The design of the gantries allows for access to all lighting positions without the inherent dangers of a fly system or working up a ladder and the cable trunking surrounding the gantries also act as safety barriers to prevent accidental falls.

Name 
Now known as "The Cockpit", the theatre has previously had a few other names.  Initially named the "Gateforth Street Youth Arts Centre" (and referred to by variations thereof) it was soon decided that a simpler name would be more appropriate.  The name 'Cockpit' derived from the 17th century Cockpit Theatre and Cockpit-in-Court, both venues used as theatre and cockfighting rings which nicely echoed the theatre's in-the-round design.  Fortuitously, the original design of the foyer floor incorporated a roundel motif which linked nicely to the idea of a plane's cockpit.  The name "Cockpit Arts Workshop" was adopted and eventually became the "Cockpit Theatre" or simply the "Cockpit".

Youth work 
Since its inception, as the Cockpit Arts Workshop, the Cockpit has been used as a venue for working with young people.  The Cockpit Theatre Theatre in Education (TIE) company, started as a pilot project in March 1971 and was the first TIE company to exist within a Local Education Authority. By 1976 it employed six actor-teachers, a director and a stage manager and mostly presented TIE productions at the theatre, and sometimes in secondary schools.   An Opera in Education company also ran from the Cockpit Theatre presenting workshops linked to English National Opera productions which students later attended free of charge. Both companies closed when the Greater London Council was abolished in 1986. 

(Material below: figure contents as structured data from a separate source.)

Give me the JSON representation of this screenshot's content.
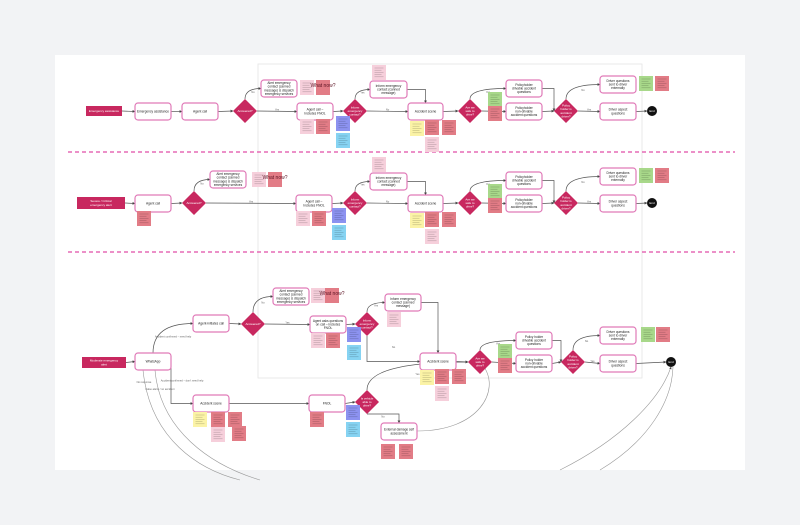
{
  "colors": {
    "accent": "#c8285f",
    "box_border": "#e07ab8",
    "divider": "#e56bb5",
    "end": "#111111"
  },
  "sticky_colors": {
    "lpink": "#f6cfdb",
    "red": "#e27c86",
    "blue": "#8c92f0",
    "cyan": "#86d3f2",
    "yellow": "#fbf3a6",
    "green": "#a8d88a"
  },
  "nodes": {
    "r1start": {
      "label": "Emergency assistance",
      "type": "start"
    },
    "r1ea": {
      "label": "Emergency assistance",
      "type": "box"
    },
    "r1call": {
      "label": "Agent call",
      "type": "box"
    },
    "r1ans": {
      "label": "Answered?",
      "type": "diamond"
    },
    "r1alert": {
      "label": "Alert emergency contact (canned message) & dispatch emergency services",
      "type": "box"
    },
    "r1fnol": {
      "label": "Agent call – Includes FNOL",
      "type": "box"
    },
    "r1inf": {
      "label": "Inform emergency contact?",
      "type": "diamond"
    },
    "r1infbox": {
      "label": "Inform emergency contact (canned message)",
      "type": "box"
    },
    "r1scene": {
      "label": "Accident scene",
      "type": "box"
    },
    "r1safe": {
      "label": "Are we safe to drive?",
      "type": "diamond"
    },
    "r1drv": {
      "label": "Policyholder drivable accident questions",
      "type": "box"
    },
    "r1ndrv": {
      "label": "Policyholder non-drivable accident questions",
      "type": "box"
    },
    "r1pol": {
      "label": "Policy holder is accident driver?",
      "type": "diamond"
    },
    "r1ext": {
      "label": "Driver questions sent to driver externally",
      "type": "box"
    },
    "r1dq": {
      "label": "Driver aspect questions",
      "type": "box"
    },
    "r1end": {
      "label": "End",
      "type": "end"
    },
    "r2start": {
      "label": "Severe / Critical emergency alert",
      "type": "start"
    },
    "r2call": {
      "label": "Agent call",
      "type": "box"
    },
    "r2ans": {
      "label": "Answered?",
      "type": "diamond"
    },
    "r2alert": {
      "label": "Alert emergency contact (canned message) & dispatch emergency services",
      "type": "box"
    },
    "r2fnol": {
      "label": "Agent call – Includes FNOL",
      "type": "box"
    },
    "r2inf": {
      "label": "Inform emergency contact?",
      "type": "diamond"
    },
    "r2infbox": {
      "label": "Inform emergency contact (canned message)",
      "type": "box"
    },
    "r2scene": {
      "label": "Accident scene",
      "type": "box"
    },
    "r2safe": {
      "label": "Are we safe to drive?",
      "type": "diamond"
    },
    "r2drv": {
      "label": "Policyholder drivable accident questions",
      "type": "box"
    },
    "r2ndrv": {
      "label": "Policyholder non-drivable accident questions",
      "type": "box"
    },
    "r2pol": {
      "label": "Policy holder is accident driver?",
      "type": "diamond"
    },
    "r2ext": {
      "label": "Driver questions sent to driver externally",
      "type": "box"
    },
    "r2dq": {
      "label": "Driver aspect questions",
      "type": "box"
    },
    "r2end": {
      "label": "End",
      "type": "end"
    },
    "r3start": {
      "label": "Moderate emergency alert",
      "type": "start"
    },
    "r3wa": {
      "label": "WhatsApp",
      "type": "box"
    },
    "r3call": {
      "label": "Agent-initiates call",
      "type": "box"
    },
    "r3ans": {
      "label": "Answered?",
      "type": "diamond"
    },
    "r3alert": {
      "label": "Alert emergency contact (canned message) & dispatch emergency services",
      "type": "box"
    },
    "r3fnol": {
      "label": "Agent asks questions on call – includes FNOL",
      "type": "box"
    },
    "r3inf": {
      "label": "Inform emergency contact?",
      "type": "diamond"
    },
    "r3infbox": {
      "label": "Inform emergency contact (canned message)",
      "type": "box"
    },
    "r3scene": {
      "label": "Accident scene",
      "type": "box"
    },
    "r3safe": {
      "label": "Are we safe to drive?",
      "type": "diamond"
    },
    "r3drv": {
      "label": "Policy holder drivable accident questions",
      "type": "box"
    },
    "r3ndrv": {
      "label": "Policy holder non-drivable accident questions",
      "type": "box"
    },
    "r3pol": {
      "label": "Policy holder is accident driver?",
      "type": "diamond"
    },
    "r3ext": {
      "label": "Driver questions sent to driver externally",
      "type": "box"
    },
    "r3dq": {
      "label": "Driver aspect questions",
      "type": "box"
    },
    "r3end": {
      "label": "End",
      "type": "end"
    },
    "r3scene2": {
      "label": "Accident scene",
      "type": "box"
    },
    "r3fnol2": {
      "label": "FNOL",
      "type": "box"
    },
    "r3veh": {
      "label": "Is vehicle able to drive?",
      "type": "diamond"
    },
    "r3ext2": {
      "label": "External damage self assessment",
      "type": "box"
    }
  },
  "edges": [
    {
      "from": "r1start",
      "to": "r1ea"
    },
    {
      "from": "r1ea",
      "to": "r1call"
    },
    {
      "from": "r1call",
      "to": "r1ans"
    },
    {
      "from": "r1ans",
      "to": "r1alert",
      "label": "No"
    },
    {
      "from": "r1ans",
      "to": "r1fnol",
      "label": "Yes"
    },
    {
      "from": "r1fnol",
      "to": "r1inf"
    },
    {
      "from": "r1inf",
      "to": "r1infbox",
      "label": "Yes"
    },
    {
      "from": "r1inf",
      "to": "r1scene",
      "label": "No"
    },
    {
      "from": "r1infbox",
      "to": "r1scene"
    },
    {
      "from": "r1scene",
      "to": "r1safe"
    },
    {
      "from": "r1safe",
      "to": "r1drv",
      "label": "Yes"
    },
    {
      "from": "r1safe",
      "to": "r1ndrv",
      "label": "No"
    },
    {
      "from": "r1drv",
      "to": "r1pol"
    },
    {
      "from": "r1ndrv",
      "to": "r1pol"
    },
    {
      "from": "r1pol",
      "to": "r1ext",
      "label": "No"
    },
    {
      "from": "r1pol",
      "to": "r1dq",
      "label": "Yes"
    },
    {
      "from": "r1dq",
      "to": "r1end"
    },
    {
      "from": "r2start",
      "to": "r2call"
    },
    {
      "from": "r2call",
      "to": "r2ans"
    },
    {
      "from": "r2ans",
      "to": "r2alert",
      "label": "No"
    },
    {
      "from": "r2ans",
      "to": "r2fnol",
      "label": "Yes"
    },
    {
      "from": "r2fnol",
      "to": "r2inf"
    },
    {
      "from": "r2inf",
      "to": "r2infbox",
      "label": "Yes"
    },
    {
      "from": "r2inf",
      "to": "r2scene",
      "label": "No"
    },
    {
      "from": "r2infbox",
      "to": "r2scene"
    },
    {
      "from": "r2scene",
      "to": "r2safe"
    },
    {
      "from": "r2safe",
      "to": "r2drv",
      "label": "Yes"
    },
    {
      "from": "r2safe",
      "to": "r2ndrv",
      "label": "No"
    },
    {
      "from": "r2drv",
      "to": "r2pol"
    },
    {
      "from": "r2ndrv",
      "to": "r2pol"
    },
    {
      "from": "r2pol",
      "to": "r2ext",
      "label": "No"
    },
    {
      "from": "r2pol",
      "to": "r2dq",
      "label": "Yes"
    },
    {
      "from": "r2dq",
      "to": "r2end"
    },
    {
      "from": "r3start",
      "to": "r3wa"
    },
    {
      "from": "r3wa",
      "to": "r3call",
      "label": "Accident confirmed – need help"
    },
    {
      "from": "r3wa",
      "to": "r3scene2",
      "label": "Accident confirmed – don't need help"
    },
    {
      "from": "r3call",
      "to": "r3ans"
    },
    {
      "from": "r3ans",
      "to": "r3alert",
      "label": "No"
    },
    {
      "from": "r3ans",
      "to": "r3fnol",
      "label": "Yes"
    },
    {
      "from": "r3fnol",
      "to": "r3inf"
    },
    {
      "from": "r3inf",
      "to": "r3infbox",
      "label": "Yes"
    },
    {
      "from": "r3inf",
      "to": "r3scene",
      "label": "No"
    },
    {
      "from": "r3infbox",
      "to": "r3scene"
    },
    {
      "from": "r3scene",
      "to": "r3safe"
    },
    {
      "from": "r3safe",
      "to": "r3drv",
      "label": "Yes"
    },
    {
      "from": "r3safe",
      "to": "r3ndrv",
      "label": "No"
    },
    {
      "from": "r3drv",
      "to": "r3pol"
    },
    {
      "from": "r3ndrv",
      "to": "r3pol"
    },
    {
      "from": "r3pol",
      "to": "r3ext",
      "label": "No"
    },
    {
      "from": "r3pol",
      "to": "r3dq",
      "label": "Yes"
    },
    {
      "from": "r3dq",
      "to": "r3end"
    },
    {
      "from": "r3scene2",
      "to": "r3fnol2"
    },
    {
      "from": "r3fnol2",
      "to": "r3veh"
    },
    {
      "from": "r3veh",
      "to": "r3safe",
      "label": "Yes"
    },
    {
      "from": "r3veh",
      "to": "r3ext2",
      "label": "No"
    }
  ],
  "curve_labels": {
    "no_response": "No response",
    "false_alarm": "False alarm / no accident"
  },
  "stickies": [
    {
      "id": "s1",
      "color": "lpink"
    },
    {
      "id": "s2",
      "color": "red",
      "text": "What now?"
    },
    {
      "id": "s3",
      "color": "lpink"
    },
    {
      "id": "s4",
      "color": "red"
    },
    {
      "id": "s5",
      "color": "blue"
    },
    {
      "id": "s6",
      "color": "cyan"
    },
    {
      "id": "s7",
      "color": "lpink"
    },
    {
      "id": "s8",
      "color": "yellow"
    },
    {
      "id": "s9",
      "color": "red"
    },
    {
      "id": "s10",
      "color": "red"
    },
    {
      "id": "s11",
      "color": "lpink"
    },
    {
      "id": "s12",
      "color": "green"
    },
    {
      "id": "s13",
      "color": "red"
    },
    {
      "id": "s14",
      "color": "green"
    },
    {
      "id": "s15",
      "color": "red"
    },
    {
      "id": "t1",
      "color": "red"
    },
    {
      "id": "t2",
      "color": "lpink"
    },
    {
      "id": "t3",
      "color": "red",
      "text": "What now?"
    },
    {
      "id": "t4",
      "color": "lpink"
    },
    {
      "id": "t5",
      "color": "red"
    },
    {
      "id": "t6",
      "color": "blue"
    },
    {
      "id": "t7",
      "color": "cyan"
    },
    {
      "id": "t8",
      "color": "lpink"
    },
    {
      "id": "t9",
      "color": "yellow"
    },
    {
      "id": "t10",
      "color": "red"
    },
    {
      "id": "t11",
      "color": "red"
    },
    {
      "id": "t12",
      "color": "lpink"
    },
    {
      "id": "t13",
      "color": "green"
    },
    {
      "id": "t14",
      "color": "red"
    },
    {
      "id": "t15",
      "color": "green"
    },
    {
      "id": "t16",
      "color": "red"
    },
    {
      "id": "u1",
      "color": "lpink"
    },
    {
      "id": "u2",
      "color": "red",
      "text": "What now?"
    },
    {
      "id": "u3",
      "color": "lpink"
    },
    {
      "id": "u4",
      "color": "red"
    },
    {
      "id": "u5",
      "color": "blue"
    },
    {
      "id": "u6",
      "color": "cyan"
    },
    {
      "id": "u7",
      "color": "lpink"
    },
    {
      "id": "u8",
      "color": "yellow"
    },
    {
      "id": "u9",
      "color": "red"
    },
    {
      "id": "u10",
      "color": "red"
    },
    {
      "id": "u11",
      "color": "lpink"
    },
    {
      "id": "u12",
      "color": "green"
    },
    {
      "id": "u13",
      "color": "red"
    },
    {
      "id": "u14",
      "color": "green"
    },
    {
      "id": "u15",
      "color": "red"
    },
    {
      "id": "u16",
      "color": "yellow"
    },
    {
      "id": "u17",
      "color": "red"
    },
    {
      "id": "u18",
      "color": "red"
    },
    {
      "id": "u19",
      "color": "lpink"
    },
    {
      "id": "u20",
      "color": "red"
    },
    {
      "id": "u21",
      "color": "red"
    },
    {
      "id": "u22",
      "color": "blue"
    },
    {
      "id": "u23",
      "color": "cyan"
    },
    {
      "id": "u24",
      "color": "red"
    },
    {
      "id": "u25",
      "color": "red"
    }
  ]
}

From the time of its handover from the Greater London Council to the City of Westminster College until 2011 it was used as a training venue for the City of Westminster College's performing arts, theatre lighting, sound engineering and media students, along with regularly visiting students from Ball State University and young people from The Prince's Trust.  The Cockpit hosts regular training opportunities in technical theatre skills such as rigging and pyrotechnics, and is popular with drama schools and youth groups.  It also hosts the National Youth Jazz Orchestra's weekend rehearsals every Saturday  and DreamArts every term-time Sunday.

Music In The Round 
Between April 1971 and November 1972, London Weekend Television recorded "Music In The Round" at the Cockpit.  Presented by Humphrey Burton, the show included performances and interviews with leading musicians across a broad range of genres.  Amongst talent showcased in the 22 episodes were the National Youth Jazz Orchestra (having already made the Cockpit their home), who were featured on 7 May 1972 and Marc Bolan on 23 April 1972.
'Jazz In The Round' is a new monthly barrier-busting jazz/contemporary music binge at The Cockpit every last Monday of the month starting on 30 January 2012. With a mixture of well known names and unknown artists it aims to bring together bands and artists from different scenes, genres, cultures and generations.

Other 

Once a month it runs an award-winning scratch nights called Theatre In The Pound.

The theatre regularly hosts events for Revolution Pro Wrestling.